Initial Reaction to My New Home: Madrid, Sweet Madrid

“It’s just like New York City! EXCEPT: There are no skyscrapers, metros are WAY cleaner, and EVERYTHING is in Spanish.”

That’s exactly what I say when anyone asks me what Madrid is like. So you can imagine how excited I was to get to Madrid, Spain when first landing, and how exhausted, of course! I was relieved as well to feel at home even though I was thousands miles away from home, too. But something about this city at a first glance, was so similar to Manhattan and little Spanish hubs in the uptown Bronx.

I loved how much of a busy city it appeared to be on the first day (and still is).The metro is efficient, tidy, safe, and reachable anywhere. The supermarket, the pharmacy, the post office, school–every sign, every person, every thing you use (even the internet) reads in Spanish. This is a perfect way to practice, comprehend, and gain confidence in the language you’ll be learning, living, and breathing daily. By the way–my home is actually on a street called, “Calle de Padilla” which is my last name. How great! “Muy genial!” as they would say here. When I entered the home, I was wondering, how do I open up this door. The keys here are so different (at least for my building), so that would definitely take some getting used to.

The Spanish is very different. Spaniards believe their Spanish is the correct way no matter your level, understanding, or fluency of Spanish.

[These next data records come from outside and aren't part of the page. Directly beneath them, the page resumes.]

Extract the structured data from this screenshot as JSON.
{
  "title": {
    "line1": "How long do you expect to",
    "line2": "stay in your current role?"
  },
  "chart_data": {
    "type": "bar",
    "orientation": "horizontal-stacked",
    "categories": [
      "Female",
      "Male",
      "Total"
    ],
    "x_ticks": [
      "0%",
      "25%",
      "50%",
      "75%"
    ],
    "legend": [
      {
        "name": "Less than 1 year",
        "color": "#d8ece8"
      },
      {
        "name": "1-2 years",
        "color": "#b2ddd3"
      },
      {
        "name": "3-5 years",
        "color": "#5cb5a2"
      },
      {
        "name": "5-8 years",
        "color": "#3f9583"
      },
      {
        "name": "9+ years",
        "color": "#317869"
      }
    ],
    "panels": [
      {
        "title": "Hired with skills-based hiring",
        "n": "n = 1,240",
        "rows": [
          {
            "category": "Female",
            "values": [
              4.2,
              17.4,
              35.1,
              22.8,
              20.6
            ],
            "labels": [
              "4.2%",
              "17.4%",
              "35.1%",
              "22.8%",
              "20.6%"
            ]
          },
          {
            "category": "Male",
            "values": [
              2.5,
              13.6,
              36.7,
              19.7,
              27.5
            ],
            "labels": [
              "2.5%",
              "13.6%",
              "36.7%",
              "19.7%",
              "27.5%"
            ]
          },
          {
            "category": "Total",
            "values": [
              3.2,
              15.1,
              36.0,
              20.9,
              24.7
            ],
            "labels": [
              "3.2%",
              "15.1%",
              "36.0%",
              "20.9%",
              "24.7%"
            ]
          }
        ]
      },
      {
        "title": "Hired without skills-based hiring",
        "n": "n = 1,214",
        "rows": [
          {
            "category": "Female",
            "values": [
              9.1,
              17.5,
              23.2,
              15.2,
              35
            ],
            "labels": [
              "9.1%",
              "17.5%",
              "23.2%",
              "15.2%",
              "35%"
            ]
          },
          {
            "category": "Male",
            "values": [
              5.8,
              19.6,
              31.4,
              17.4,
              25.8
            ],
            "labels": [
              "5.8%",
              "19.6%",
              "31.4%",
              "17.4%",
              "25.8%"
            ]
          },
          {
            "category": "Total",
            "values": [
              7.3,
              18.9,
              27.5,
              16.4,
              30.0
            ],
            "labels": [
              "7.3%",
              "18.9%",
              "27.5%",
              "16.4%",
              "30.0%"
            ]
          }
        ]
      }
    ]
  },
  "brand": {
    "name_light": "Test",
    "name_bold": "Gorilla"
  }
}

The way we are taught Spanish in the United States in an academic setting is very different than being raised in a Spanish/Latino home, just the way both those experiences of learning Spanish is very different from the way Spanish is taught to American students in Spain.

The Spanish language in Spain is called Castellano. For example, the word “computer” is “ordenador,” here. But in the States, we’d use the word, “computadora.” So learning Spanish here, is a mix of learning the culture and everyday language. It’s almost like learning code for Spanish, or another language. In this way, you adapt yourself to their way of speaking Spanish. What you know may not be wrong, but it just isn’t as common here. Do your best to use what you learn here in Spain, to apply to your everyday interactions at local places, and conversations with friends and professors. In this way, you’ll be picking up colloquial phrases in no time!

Their customs here are different, too. As soon as I arrived, I gave my host mom a kiss on both the left and right cheek. A handshake may seem offensive, and very “American.” Also, they eat bread with EVERY meal. My first meal was pumpkin soup with bread. Then, another platter of broccoli and chicken. Then my desert was a fruit. And I am always served water for dinner. Fruit for dessert is also common here, and so that was something I noticed right away as well. Side note: I am very fortunate my host mom cooks with flavor. She serves good portions. And if there is extra, she always offers my roommate and I more. Thank the heavens!

p.s. The featured image is a mini market similar to New Paltz’s “Groovy Blueberry” on Water Street. It’s about 20 minutes walking-distance from my home!